Via email, Fastvold describes Martin as a “true cinephile” with an “instinctive understanding of the larger vision of film.” Martin is a regular at East London’s Close-Up, a small cinema and lending library off Brick Lane, and collects DVDs. “There was a wonderful man in Stoke Newington,” she says, who ran The Film Shop, a video and DVD rental shop specializing in world cinema. “It was all from the Criterion Collection and Second Run. I would go there and pick up a movie from a director I knew and then he would recommend another one. It was so great,” she says sadly. “I really liked her rituals.” When the store closed, she became so frustrated that she ended up buying half the store. “I was like: What are you going to do with all these movies?!”

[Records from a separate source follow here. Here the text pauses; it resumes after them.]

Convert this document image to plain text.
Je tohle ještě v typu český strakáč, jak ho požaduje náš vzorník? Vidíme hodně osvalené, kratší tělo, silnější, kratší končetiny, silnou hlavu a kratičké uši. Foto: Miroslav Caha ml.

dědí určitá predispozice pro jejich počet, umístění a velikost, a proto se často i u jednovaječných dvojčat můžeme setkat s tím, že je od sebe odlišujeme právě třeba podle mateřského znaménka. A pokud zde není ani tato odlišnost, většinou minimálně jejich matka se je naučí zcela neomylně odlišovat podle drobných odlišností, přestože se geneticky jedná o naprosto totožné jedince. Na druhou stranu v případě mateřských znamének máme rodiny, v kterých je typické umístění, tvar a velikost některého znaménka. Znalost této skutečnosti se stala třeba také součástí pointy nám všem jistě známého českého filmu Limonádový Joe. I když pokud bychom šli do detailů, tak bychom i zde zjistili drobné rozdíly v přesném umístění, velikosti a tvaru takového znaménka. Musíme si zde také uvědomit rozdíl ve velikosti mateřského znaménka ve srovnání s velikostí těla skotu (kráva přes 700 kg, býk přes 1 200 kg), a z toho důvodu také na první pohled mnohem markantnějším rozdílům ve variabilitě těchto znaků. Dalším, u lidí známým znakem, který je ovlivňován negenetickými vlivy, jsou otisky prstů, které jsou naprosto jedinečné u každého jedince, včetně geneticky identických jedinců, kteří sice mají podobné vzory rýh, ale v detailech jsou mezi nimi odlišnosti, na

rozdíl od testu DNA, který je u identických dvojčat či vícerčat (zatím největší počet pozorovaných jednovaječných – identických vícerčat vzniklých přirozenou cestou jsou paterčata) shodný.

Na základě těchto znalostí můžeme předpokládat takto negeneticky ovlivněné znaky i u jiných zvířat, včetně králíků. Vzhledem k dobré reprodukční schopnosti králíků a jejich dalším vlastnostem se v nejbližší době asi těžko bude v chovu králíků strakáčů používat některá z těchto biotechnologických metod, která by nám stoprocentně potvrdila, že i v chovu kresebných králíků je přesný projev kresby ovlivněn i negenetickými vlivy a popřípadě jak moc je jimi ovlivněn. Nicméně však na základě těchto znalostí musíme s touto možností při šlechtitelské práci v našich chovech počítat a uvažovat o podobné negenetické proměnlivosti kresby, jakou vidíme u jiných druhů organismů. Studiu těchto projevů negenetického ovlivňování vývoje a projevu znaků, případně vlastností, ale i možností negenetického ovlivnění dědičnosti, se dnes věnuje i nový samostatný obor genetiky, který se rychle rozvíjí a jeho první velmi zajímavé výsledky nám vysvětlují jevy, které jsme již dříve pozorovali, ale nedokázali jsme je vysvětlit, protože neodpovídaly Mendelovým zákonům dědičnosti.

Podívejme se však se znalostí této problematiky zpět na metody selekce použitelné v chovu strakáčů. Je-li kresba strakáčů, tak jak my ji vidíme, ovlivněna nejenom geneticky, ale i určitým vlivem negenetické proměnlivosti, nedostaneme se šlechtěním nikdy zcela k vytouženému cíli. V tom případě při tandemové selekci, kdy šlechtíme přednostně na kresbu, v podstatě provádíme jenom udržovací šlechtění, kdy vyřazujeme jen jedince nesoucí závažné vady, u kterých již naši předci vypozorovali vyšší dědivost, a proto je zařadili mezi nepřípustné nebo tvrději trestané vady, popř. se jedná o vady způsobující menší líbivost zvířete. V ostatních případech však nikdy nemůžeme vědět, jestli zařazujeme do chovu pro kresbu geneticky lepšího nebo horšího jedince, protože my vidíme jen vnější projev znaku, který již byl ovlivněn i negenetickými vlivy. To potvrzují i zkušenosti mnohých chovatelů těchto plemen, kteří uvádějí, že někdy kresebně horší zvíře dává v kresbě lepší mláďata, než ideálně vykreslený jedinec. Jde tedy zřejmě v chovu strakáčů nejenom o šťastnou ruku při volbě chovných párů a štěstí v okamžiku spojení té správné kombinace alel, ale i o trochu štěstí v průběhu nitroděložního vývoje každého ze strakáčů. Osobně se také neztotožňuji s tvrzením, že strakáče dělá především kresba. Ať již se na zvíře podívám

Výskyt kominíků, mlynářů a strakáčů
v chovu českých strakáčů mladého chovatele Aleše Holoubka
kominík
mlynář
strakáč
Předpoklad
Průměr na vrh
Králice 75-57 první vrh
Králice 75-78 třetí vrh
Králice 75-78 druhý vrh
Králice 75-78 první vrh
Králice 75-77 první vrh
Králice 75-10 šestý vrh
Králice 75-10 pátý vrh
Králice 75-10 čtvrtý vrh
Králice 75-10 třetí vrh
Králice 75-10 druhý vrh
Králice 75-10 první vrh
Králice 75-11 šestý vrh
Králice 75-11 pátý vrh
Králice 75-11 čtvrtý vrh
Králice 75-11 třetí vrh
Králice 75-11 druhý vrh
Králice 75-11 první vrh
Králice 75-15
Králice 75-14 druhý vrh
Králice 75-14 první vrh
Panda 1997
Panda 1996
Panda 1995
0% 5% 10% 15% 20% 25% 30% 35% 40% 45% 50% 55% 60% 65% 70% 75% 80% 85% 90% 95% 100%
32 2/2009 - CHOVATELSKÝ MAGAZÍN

Last year, growing impatient between projects, Martin wrote and directed her first short film. “I didn’t realize, as an actor, how sheltered you are from the whole experience.” Being behind the camera “was like an on-set experience on steroids,” she says. One of her upcoming films, The Queen of Fashion, about pioneering fashion editor Isabella Blow, will see her step into designer Daphne Guinness’ hoof-shaped platform shoes. When Blue died, Guinness bought almost all of her clothes. Guinness provided its archives for the production. “We had original McQueen pieces, we had a Philip Treacy lobster hat, we had original Marc Jacobs pieces that still had the soup on them,” she recalls.
“I don’t want to do the same thing over and over again,” Martin says. Over the summer, she filmed a studio adaptation of Sense and Sensibility, in which she played Jane Austen’s formidable villain Fanny Dashwood. She never shied away from Hollywood blockbusters, but “they never came to me,” she says. Now that she has made an enviable career in the Indies, the trend is firmly in her sights. She’s still only 35 years old, and she’s “trying to make her presence known in the next Jurassic Park.” This was the first film she had seen in the cinema, and it amazed her. “If you say enough, it’s bound to happen.”
The Covenant of Ann Lee is released in UK cinemas on 2 FebruaryFebruary 7.